The dawn of every September brings the back to school frenzy, and with it a slew of students making resolutions to study better, longer, and more efficiently. It’s enough to rival New Year’s Eve, but as grandiose as some of those aspirations may seem, it is possible to create effective study habits without chaining yourself to your desk.
“Discipline is more important than motivation,” says Conrad Crockett, an acupuncturist and longtime instructor at Pacific Rim College. “Even when I didn’t feel like studying, I stuck to a schedule. Usually by the time I started, I enjoyed it. It was more about the momentum of getting started, so creating a schedule and sticking to it was key.”
Creating an exclusive study area was another key, he says. Make sure wherever you study is free from clutter and distractions, and comfy enough that you can spend a few hours there if necessary, without putting a crick in your back. And avoid distractions.
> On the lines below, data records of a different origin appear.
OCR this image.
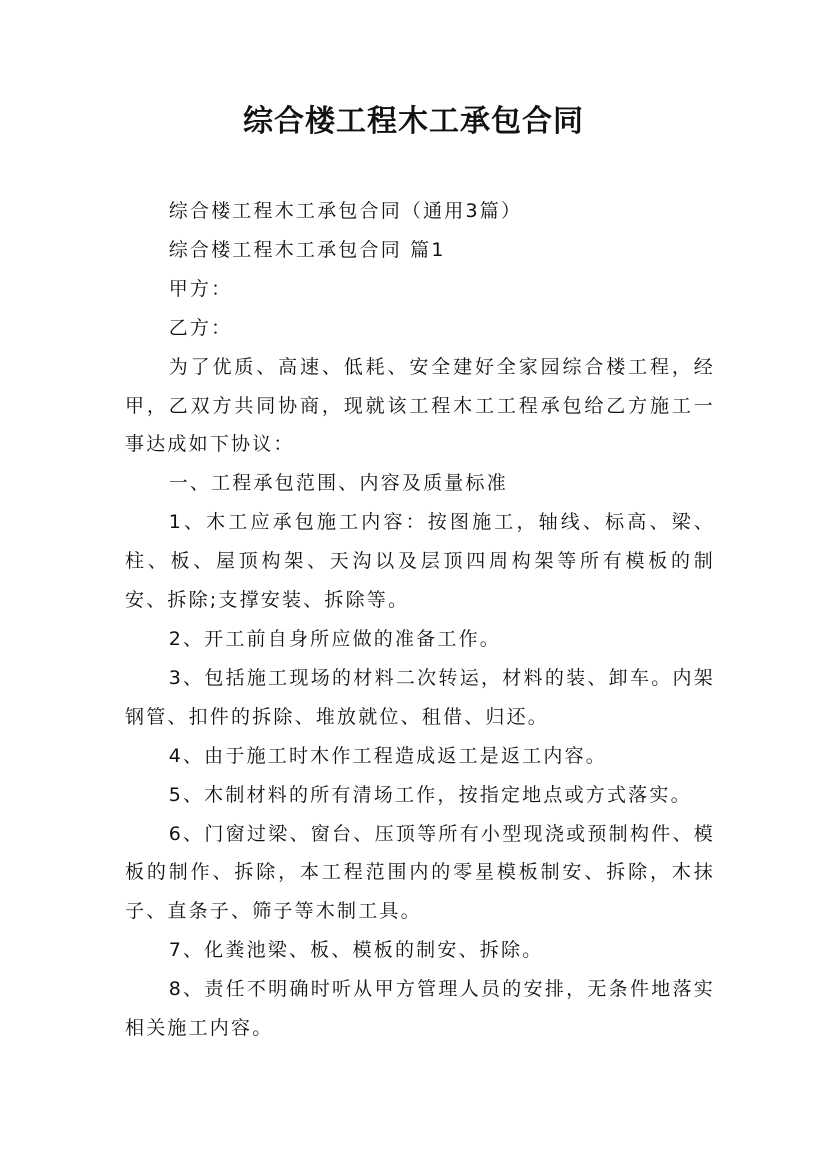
综合楼工程木工承包合同

综合楼工程木工承包合同（通用3篇）

综合楼工程木工承包合同 篇1

甲方：

乙方：

为了优质、高速、低耗、安全建好全家园综合楼工程，经甲，乙双方共同协商，现就该工程木工工程承包给乙方施工一事达成如下协议：

一、工程承包范围、内容及质量标准

1、木工应承包施工内容：按图施工，轴线、标高、梁、柱、板、屋顶构架、天沟以及层顶四周构架等所有模板的制安、拆除;支撑安装、拆除等。

2、开工前自身所应做的准备工作。

3、包括施工现场的材料二次转运，材料的装、卸车。内架钢管、扣件的拆除、堆放就位、租借、归还。

4、由于施工时木作工程造成返工是返工内容。

5、木制材料的所有清场工作，按指定地点或方式落实。

6、门窗过梁、窗台、压顶等所有小型现浇或预制构件、模板的制作、拆除，本工程范围内的零星模板制安、拆除，木抹子、直条子、筛子等木制工具。

7、化粪池梁、板、模板的制安、拆除。

8、责任不明确时听从甲方管理人员的安排，无条件地落实相关施工内容。
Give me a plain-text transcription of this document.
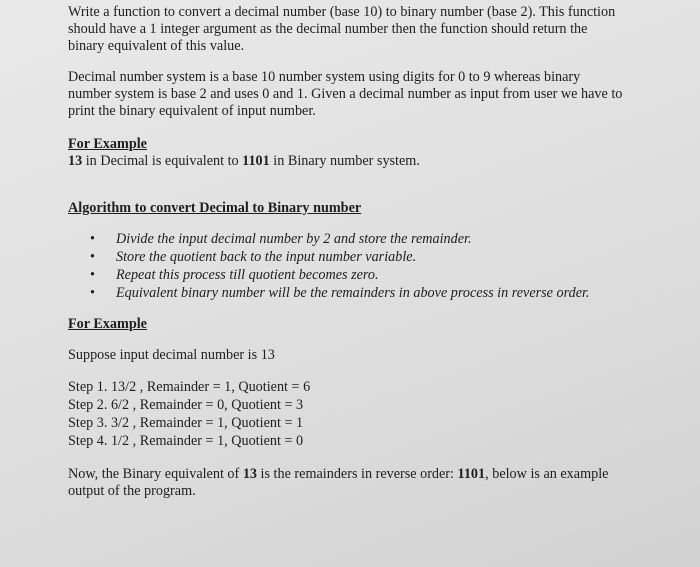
Write a function to convert a decimal number (base 10) to binary number (base 2). This function

should have a 1 integer argument as the decimal number then the function should return the

binary equivalent of this value.

Decimal number system is a base 10 number system using digits for 0 to 9 whereas binary

number system is base 2 and uses 0 and 1. Given a decimal number as input from user we have to

print the binary equivalent of input number.

For Example

13 in Decimal is equivalent to 1101 in Binary number system.

Algorithm to convert Decimal to Binary number
• Divide the input decimal number by 2 and store the remainder.
• Store the quotient back to the input number variable.
• Repeat this process till quotient becomes zero.
• Equivalent binary number will be the remainders in above process in reverse order.
For Example

Suppose input decimal number is 13

Step 1. 13/2 , Remainder = 1, Quotient = 6

Step 2. 6/2 , Remainder = 0, Quotient = 3

Step 3. 3/2 , Remainder = 1, Quotient = 1

Step 4. 1/2 , Remainder = 1, Quotient = 0

Now, the Binary equivalent of 13 is the remainders in reverse order: 1101, below is an example

output of the program.
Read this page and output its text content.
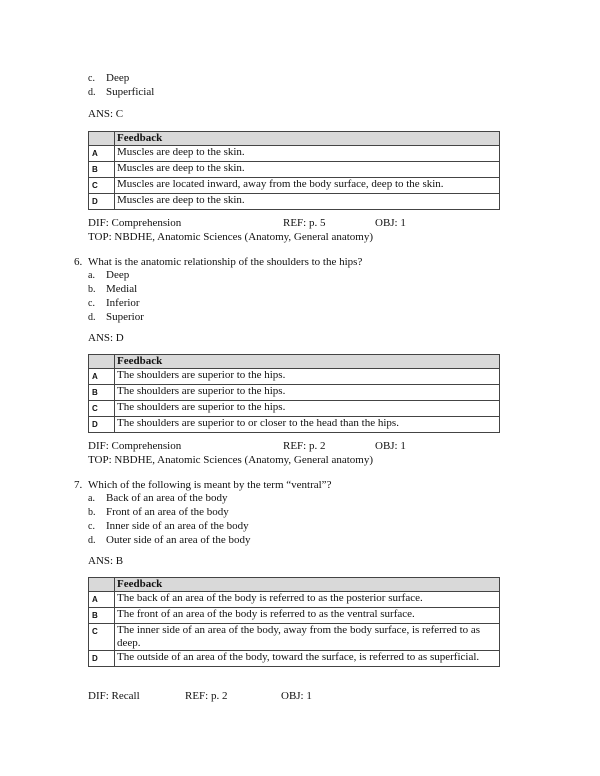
c. Deep
d. Superficial
ANS: C
	Feedback
A	Muscles are deep to the skin.
B	Muscles are deep to the skin.
C	Muscles are located inward, away from the body surface, deep to the skin.
D	Muscles are deep to the skin.
DIF: Comprehension	REF: p. 5	OBJ: 1
TOP: NBDHE, Anatomic Sciences (Anatomy, General anatomy)
6. What is the anatomic relationship of the shoulders to the hips?
a. Deep
b. Medial
c. Inferior
d. Superior
ANS: D
	Feedback
A	The shoulders are superior to the hips.
B	The shoulders are superior to the hips.
C	The shoulders are superior to the hips.
D	The shoulders are superior to or closer to the head than the hips.
DIF: Comprehension	REF: p. 2	OBJ: 1
TOP: NBDHE, Anatomic Sciences (Anatomy, General anatomy)
7. Which of the following is meant by the term “ventral”?
a. Back of an area of the body
b. Front of an area of the body
c. Inner side of an area of the body
d. Outer side of an area of the body
ANS: B
	Feedback
A	The back of an area of the body is referred to as the posterior surface.
B	The front of an area of the body is referred to as the ventral surface.
C	The inner side of an area of the body, away from the body surface, is referred to as deep.
D	The outside of an area of the body, toward the surface, is referred to as superficial.
DIF: Recall	REF: p. 2	OBJ: 1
“Social media is the biggest culprit here,” adds Crockett. “I made rules for myself to only check after I accomplished certain milestones, otherwise I would get sucked into the Facebook void.”
When it comes to learning the material itself, it’s all about repetition.
“Typing notes, summarizing them by hand, speaking them out loud, explaining them to someone else, and teaching them to other people helps consolidate information and put it into your own words,” says Crockett.
A study buddy can be indispensable, says Rachel Mark, a fellow acupuncturist and a recent grad of Pacific Rim College.
“Having someone to test each other with lets you talk it out, and really checks what you know and what you don’t,” she says. “The best time to test each other is a day or two before the exam. Then you have enough time to learn things before, and enough time to go over what you don’t know. Too close to the test will just be stressful!”
And while you’re hanging out with your study buddy, why not make a pit stop at your favourite house of beans?
“Coffee!” exclaims Mark. “Having just enough coffee gets you alert enough to learn, but too much is a recipe for jitters and disaster.”
And when all is said and done, if your notes start blurring and you can hear yourself blinking, put down the highlighter.